Boston Making “Huge Change,” Stopping Plainclothed Patrols


All 80 Boston plainclothes patrol officers will soon be ditching their jeans and T-shirts and donning uniforms in an effort to increase police visibility throughout the city and make residents feel safer, reports the Boston Globe. The new directive, which Police Commissioner Edward Davis will put into effect next week, means the officers, who have been focused on monitoring criminals and catching them in the act, will now help deter crime. “It’s a huge change in the way we view our response to crime problems,” Davis said. “Clearly in Boston the amount of visibility in the street is a great concern to the community, and we want to make sure we increase that.”

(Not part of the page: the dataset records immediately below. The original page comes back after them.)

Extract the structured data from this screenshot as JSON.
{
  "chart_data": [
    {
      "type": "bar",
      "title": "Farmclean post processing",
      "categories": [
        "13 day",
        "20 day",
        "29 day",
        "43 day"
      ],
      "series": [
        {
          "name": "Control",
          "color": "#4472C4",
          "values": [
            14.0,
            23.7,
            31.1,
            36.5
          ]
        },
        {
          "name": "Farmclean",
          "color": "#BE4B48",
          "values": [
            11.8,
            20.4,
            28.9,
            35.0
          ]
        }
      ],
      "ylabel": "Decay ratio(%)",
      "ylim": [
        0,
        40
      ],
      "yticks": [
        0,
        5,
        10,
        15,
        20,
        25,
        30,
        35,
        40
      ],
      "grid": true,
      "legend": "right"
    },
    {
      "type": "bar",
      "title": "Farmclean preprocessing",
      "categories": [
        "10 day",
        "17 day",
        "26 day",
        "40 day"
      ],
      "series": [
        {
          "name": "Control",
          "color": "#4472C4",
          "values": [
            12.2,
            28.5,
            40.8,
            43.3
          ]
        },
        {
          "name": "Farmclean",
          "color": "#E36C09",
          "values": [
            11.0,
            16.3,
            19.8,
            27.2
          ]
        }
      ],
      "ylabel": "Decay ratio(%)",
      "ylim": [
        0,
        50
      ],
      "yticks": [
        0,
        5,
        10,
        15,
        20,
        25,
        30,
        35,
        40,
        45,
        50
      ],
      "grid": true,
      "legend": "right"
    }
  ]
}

Some community leaders argue that residents are more eager to see police solve violent crimes than patrolling in uniform. “What I hear from folks is, sure the police presence is important, but there is nothing more important than getting murderers off the street, getting those who are accused of crimes convicted and sent to jail,” said Kevin Peterson of the Ella J. Baker House in Dorchester. “It’s a mixed bag as to what that change means in the community.” Criminologists agree that having uniformed officers on the street can play a powerful role in discouraging crime and developing a stronger bond between the police department and neighborhoods. “Deterrence is a matter of perception, not reality,” said James Alan Fox, a professor of criminal justice at Northeastern University. “It doesn’t matter what the actual risk of being caught is. It’s the perceived risk, and the perceived risk is very much influenced by visibility. Plainclothes cops may be able to gather the information that uniformed cops may not but, at least in terms of deterring crime, uniformed police are much better.”